Au Paraguay, le trafic de cocaïne trace son sillon

Plaque tournante émergente du marché mondial de la drogue, le pays d’Amérique du Sud, secoué par l’assassinat d’un procureur antidrogue, des affaires de corruption dans le football et la menace d’un très puissant cartel brésilien, semble démuni face au crime organisé.
A Hambourg en février 2021, les douanes avaient mis la main sur plus de seize tonnes de cocaïne en provenance du Paraguay, une saisie record en Europe. (BODO MARKS/dpa Picture-Alliance via AFP)
publié le 12 juin 2022 à 17h25

Mercredi, la presse du Paraguay annonçait la capture d’un des hommes les plus recherchés du pays : Diego Benítez Cañete, poursuivi pour trafic de stupéfiants. Cet ancien dirigeant du club de football Olimpia Asunción était introuvable depuis le mois de mars, quand avait été émis un mandat d’arrêt contre lui. Il aurait été détenu à Dubaï, dans les Emirats Arabes Unis. Jeudi, le ministre de l’Intérieur Federico González appelait à la prudence en soulignant qu’Interpol n’avait pas confirmé officiellement l’arrestation.

Pour la justice paraguayenne, Diego Benítez est très probablement l’homme qui a convoyé vers l’Europe, par bateau, une cargaison de 16,2 tonnes de cocaïne saisie le 10 février 2021 dans le port de Hambourg. C’est une prise historique, la plus importante jamais réalisée en Europe. Loin certes des records mondiaux, établis aux Etats-Unis : 20 tonnes à Los Angeles en 1989, 27 tonnes en août 2021 en Floride.

Pots de peinture

Le stock du port de Hambourg avait voyagé dans plusieurs conteneurs. Les pains de cocaïne étaient dissimulés dans 17 000 pots métalliques de peinture. L’expéditeur : Pinturas Tupa, une entreprise dont le siège est à Limpio, près de la capitale Asunción. Son fondateur et directeur est Diego Benítez Cañete. Le destinataire : un importateur de Rotterdam, désigné par la presse sous le prénom Atif. Après la gigantesque saisie par les douaniers allemands, les enquêteurs avaient repéré que le même bureau d’import néerlandais attendait à Anvers une autre cargaison, en provenance de Panama. Dix jours plus tard, re-bingo : 7,2 tonnes de cocaïne sont découvertes, cette fois-ci dans une livraison de bois.

Au Paraguay, le marchand de peinture jure sa bonne foi : il se dit victime du «crime organisé international» qui aurait introduit la drogue dans les conteneurs à son insu. Peut-être lors d’une escale à Buenos Aires, puisque le porte-conteneurs est à la fois fluvial et maritime. Il navigue sur le fleuve Paraguay, puis sur le Paraná en Argentine, et gagne l’Atlantique par l’estuaire du Rio de la Plata.

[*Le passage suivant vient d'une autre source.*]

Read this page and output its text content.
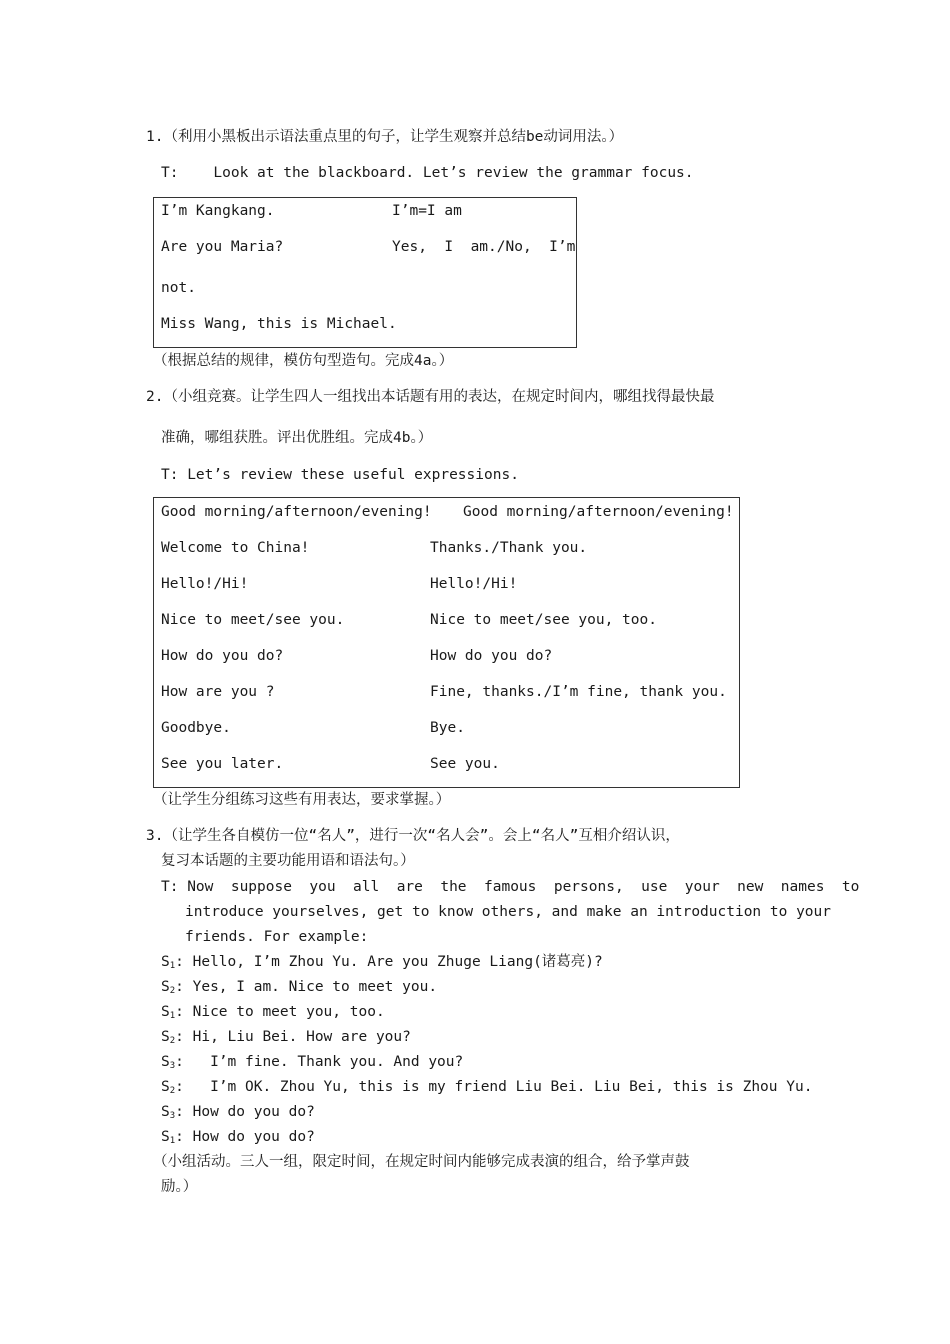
1.（利用小黑板出示语法重点里的句子，让学生观察并总结be动词用法。）
T:    Look at the blackboard. Let’s review the grammar focus.
I’m Kangkang.	I’m=I am
Are you Maria?	Yes,  I  am./No,  I’m
not.
Miss Wang, this is Michael.
（根据总结的规律，模仿句型造句。完成4a。）
2.（小组竞赛。让学生四人一组找出本话题有用的表达，在规定时间内，哪组找得最快最
准确，哪组获胜。评出优胜组。完成4b。）
T: Let’s review these useful expressions.
Good morning/afternoon/evening! Good morning/afternoon/evening!
Welcome to China!	Thanks./Thank you.
Hello!/Hi!	Hello!/Hi!
Nice to meet/see you.	Nice to meet/see you, too.
How do you do?	How do you do?
How are you ?	Fine, thanks./I’m fine, thank you.
Goodbye.	Bye.
See you later.	See you.
（让学生分组练习这些有用表达，要求掌握。）
3.（让学生各自模仿一位“名人”，进行一次“名人会”。会上“名人”互相介绍认识，
复习本话题的主要功能用语和语法句。）
T: Now  suppose  you  all  are  the  famous  persons,  use  your  new  names  to
introduce yourselves, get to know others, and make an introduction to your
friends. For example:
$S_1$: Hello, I’m Zhou Yu. Are you Zhuge Liang(诸葛亮)?
$S_2$: Yes, I am. Nice to meet you.
$S_1$: Nice to meet you, too.
$S_2$: Hi, Liu Bei. How are you?
$S_3$:   I’m fine. Thank you. And you?
$S_2$:   I’m OK. Zhou Yu, this is my friend Liu Bei. Liu Bei, this is Zhou Yu.
$S_3$: How do you do?
$S_1$: How do you do?
（小组活动。三人一组，限定时间，在规定时间内能够完成表演的组合，给予掌声鼓
励。）
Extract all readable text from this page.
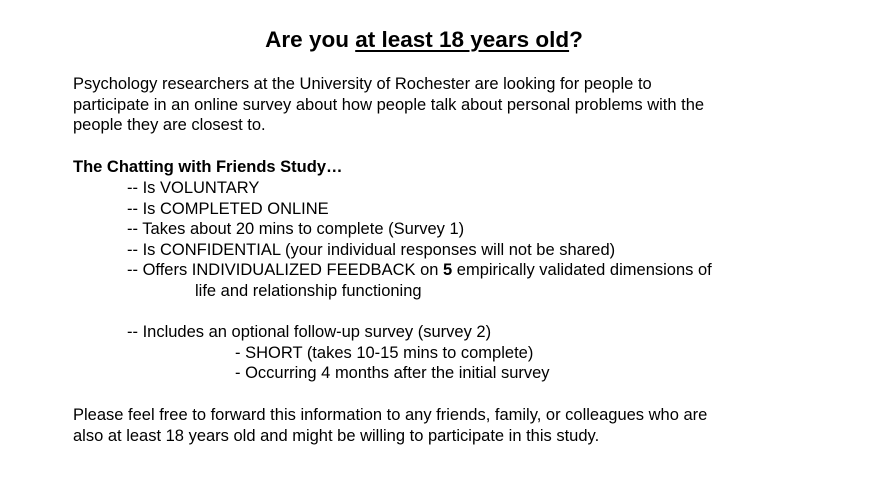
Are you at least 18 years old?
Psychology researchers at the University of Rochester are looking for people to
participate in an online survey about how people talk about personal problems with the
people they are closest to.
The Chatting with Friends Study…
-- Is VOLUNTARY
-- Is COMPLETED ONLINE
-- Takes about 20 mins to complete (Survey 1)
-- Is CONFIDENTIAL (your individual responses will not be shared)
-- Offers INDIVIDUALIZED FEEDBACK on 5 empirically validated dimensions of
life and relationship functioning
-- Includes an optional follow-up survey (survey 2)
- SHORT (takes 10-15 mins to complete)
- Occurring 4 months after the initial survey
Please feel free to forward this information to any friends, family, or colleagues who are
also at least 18 years old and might be willing to participate in this study.
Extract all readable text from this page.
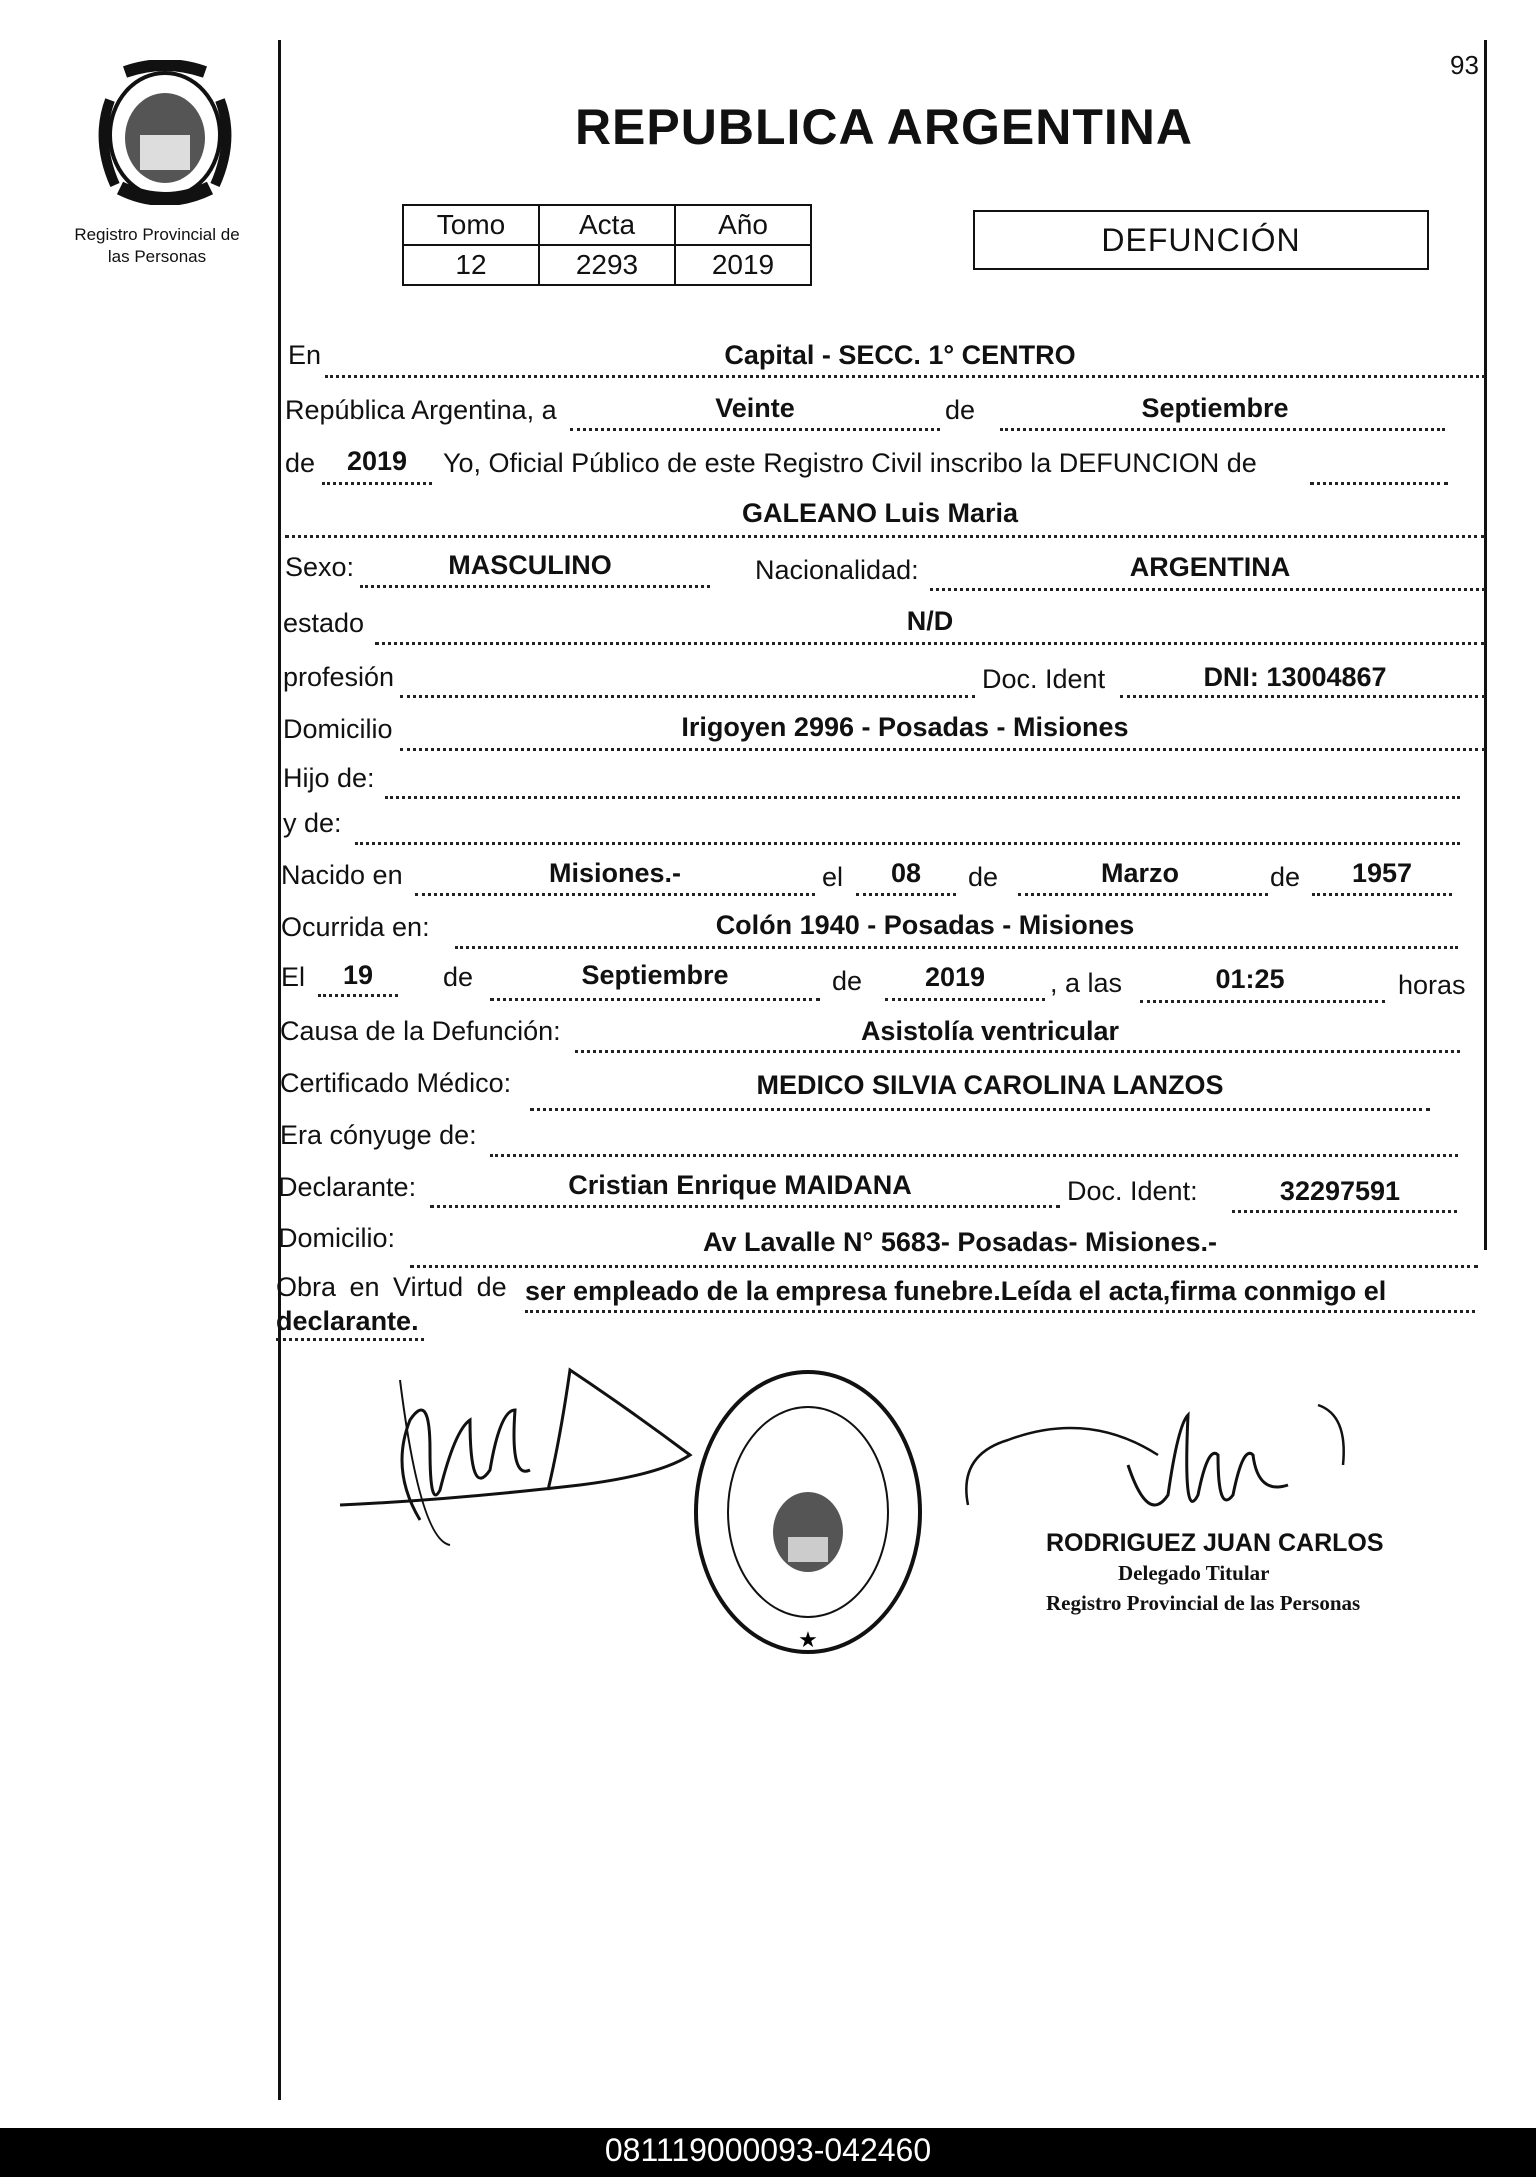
93
Registro Provincial de
las Personas
REPUBLICA ARGENTINA
Tomo	Acta	Año
12	2293	2019
DEFUNCIÓN
En	Capital - SECC. 1° CENTRO
República Argentina, a	Veinte	de	Septiembre
de	2019	Yo, Oficial Público de este Registro Civil inscribo la DEFUNCION de
GALEANO Luis Maria
Sexo:	MASCULINO	Nacionalidad:	ARGENTINA
estado	N/D
profesión	Doc. Ident	DNI: 13004867
Domicilio	Irigoyen 2996 - Posadas - Misiones
Hijo de:
y de:
Nacido en	Misiones.-	el	08	de	Marzo	de	1957
Ocurrida en:	Colón 1940 - Posadas - Misiones
El	19	de	Septiembre	de	2019	, a las	01:25	horas
Causa de la Defunción:	Asistolía ventricular
Certificado Médico:	MEDICO SILVIA CAROLINA LANZOS
Era cónyuge de:
Declarante:	Cristian Enrique MAIDANA	Doc. Ident:	32297591
Domicilio:	Av Lavalle N° 5683- Posadas- Misiones.-
Obra en Virtud de ser empleado de la empresa funebre.Leída el acta,firma conmigo el
declarante.
★
RODRIGUEZ JUAN CARLOS
Delegado Titular
Registro Provincial de las Personas
081119000093-042460
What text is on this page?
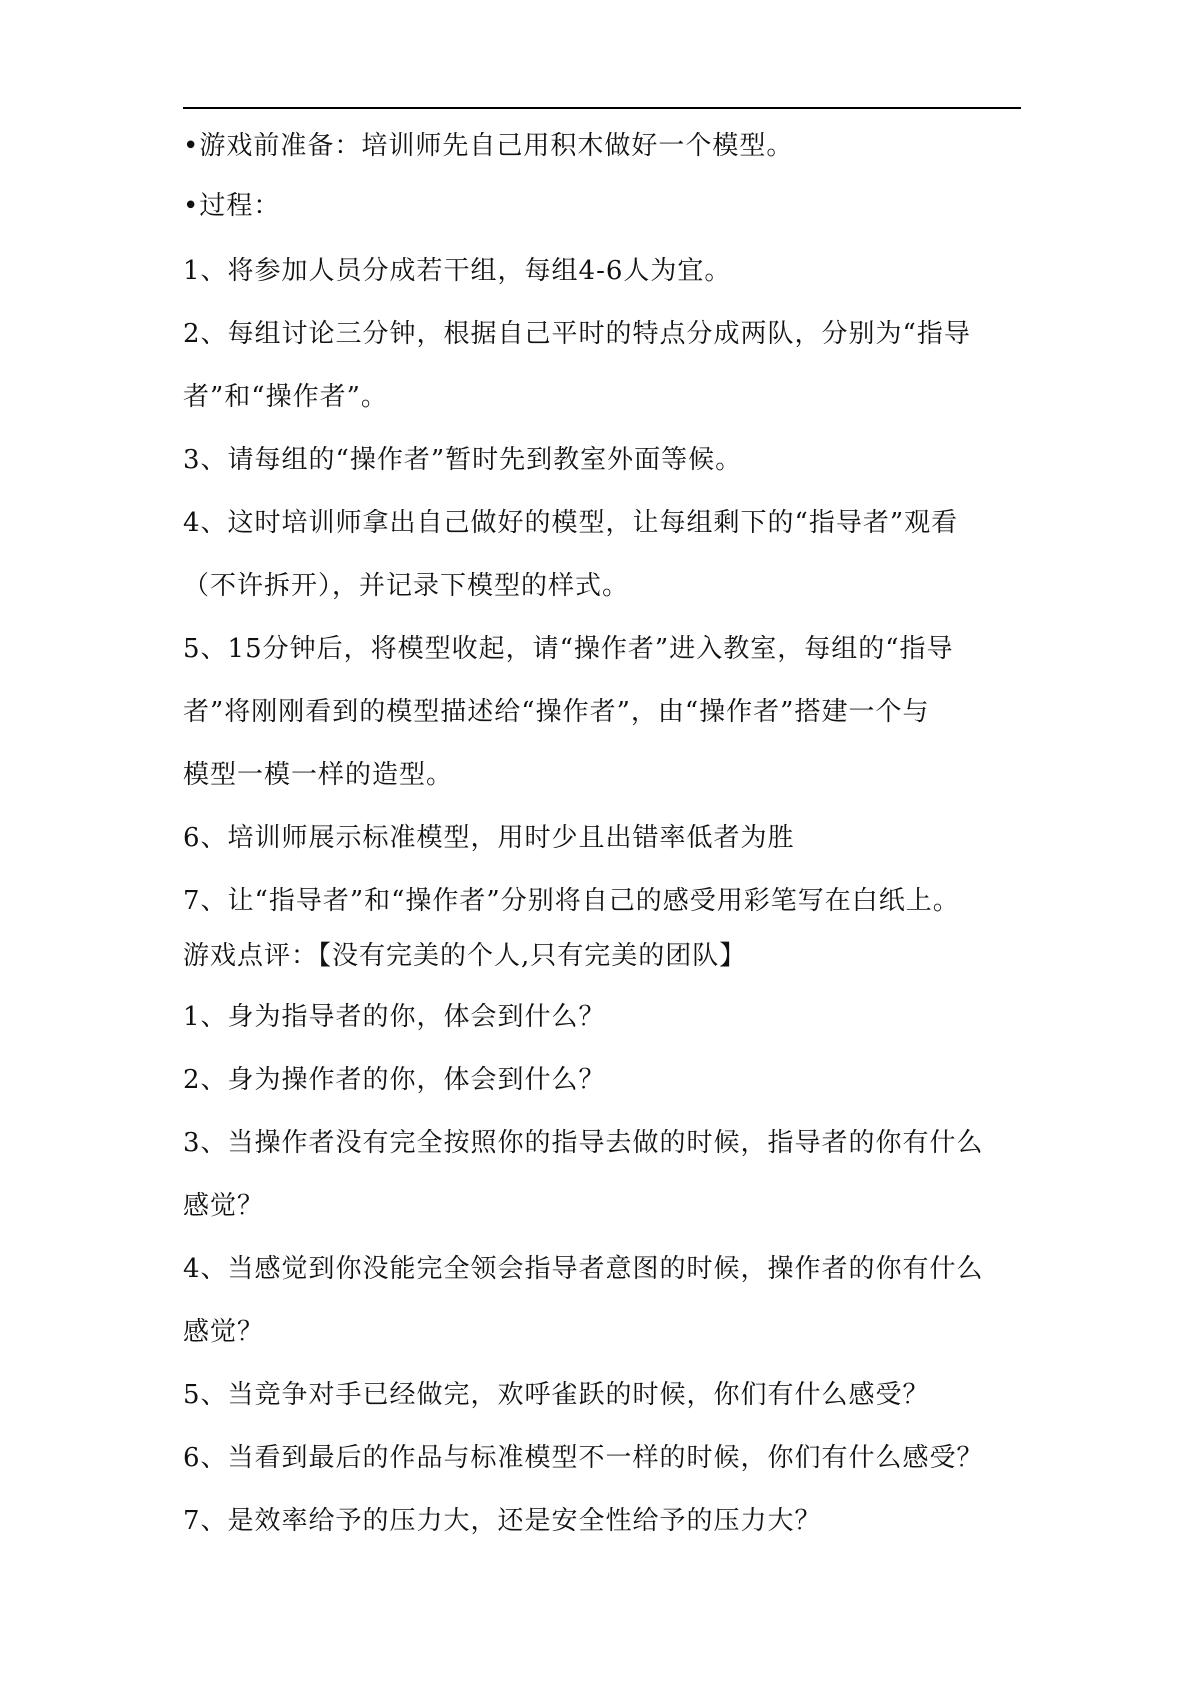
•游戏前准备：培训师先自己用积木做好一个模型。
•过程：
1、将参加人员分成若干组，每组4-6人为宜。
2、每组讨论三分钟，根据自己平时的特点分成两队，分别为“指导
者”和“操作者”。
3、请每组的“操作者”暂时先到教室外面等候。
4、这时培训师拿出自己做好的模型，让每组剩下的“指导者”观看
（不许拆开），并记录下模型的样式。
5、15分钟后，将模型收起，请“操作者”进入教室，每组的“指导
者”将刚刚看到的模型描述给“操作者”，由“操作者”搭建一个与
模型一模一样的造型。
6、培训师展示标准模型，用时少且出错率低者为胜
7、让“指导者”和“操作者”分别将自己的感受用彩笔写在白纸上。
游戏点评：【没有完美的个人,只有完美的团队】
1、身为指导者的你，体会到什么？
2、身为操作者的你，体会到什么？
3、当操作者没有完全按照你的指导去做的时候，指导者的你有什么
感觉？
4、当感觉到你没能完全领会指导者意图的时候，操作者的你有什么
感觉？
5、当竞争对手已经做完，欢呼雀跃的时候，你们有什么感受？
6、当看到最后的作品与标准模型不一样的时候，你们有什么感受？
7、是效率给予的压力大，还是安全性给予的压力大？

Ce n’est cependant pas grâce au commerce d’enduit et d’acrylique que Diego Benítez s’est fait connaître dans son pays. En 2017, il est nommé gérant de l’Olimpia Asunción, le doyen du football paraguayen (il a été créé en 1902) et club le plus titré. Le franjeado (surnom dû à son maillot blanc barré par une large frange noire) a même été sacré meilleure équipe du monde en 1979, en remportant la Coupe Intercontinentale. En 2018, le président du club, le jeune et ambitieux Marco Trovato, fait entrer Benitez au comité directeur de l’Olimpia.

Matches arrangés

Son arrivée coïncide avec une série d’excellents résultats : entre 2018 et 2020, le franjeado remporte plusieurs titres nationaux. Trop peut-être : à la suite de résultats suspects, la Fifa lance une enquête, dont le résultat est accablant pour l’équipe dirigeante. Au moins 12 matches ont été arrangés au bénéfice d’Olimpia, des joueurs adverses ayant baissé le pied moyennant finances. Des messages échangés sur des messageries téléphoniques et des chèques maladroitement utilisés sont les pièces à conviction.

Marco Trovato écope des sanctions les plus lourdes prévues par les règlements de la Fifa : interdiction à vie d’occuper des responsabilités dans un club, et une amende de 100 000 francs suisses. Il entraîne son ami Benitez dans sa chute. Mais la justice non sportive s’intéresse aussi aux deux hommes. Benitez était le gérant d’une fondation sans but lucratif à laquelle avaient été transférées toutes les activités financières de l’Olimpia. Un appareillage opaque dans lequel le Secrétariat à la prévention du blanchiment (Seprelad) détecte un grand nombre de bizarreries comptables.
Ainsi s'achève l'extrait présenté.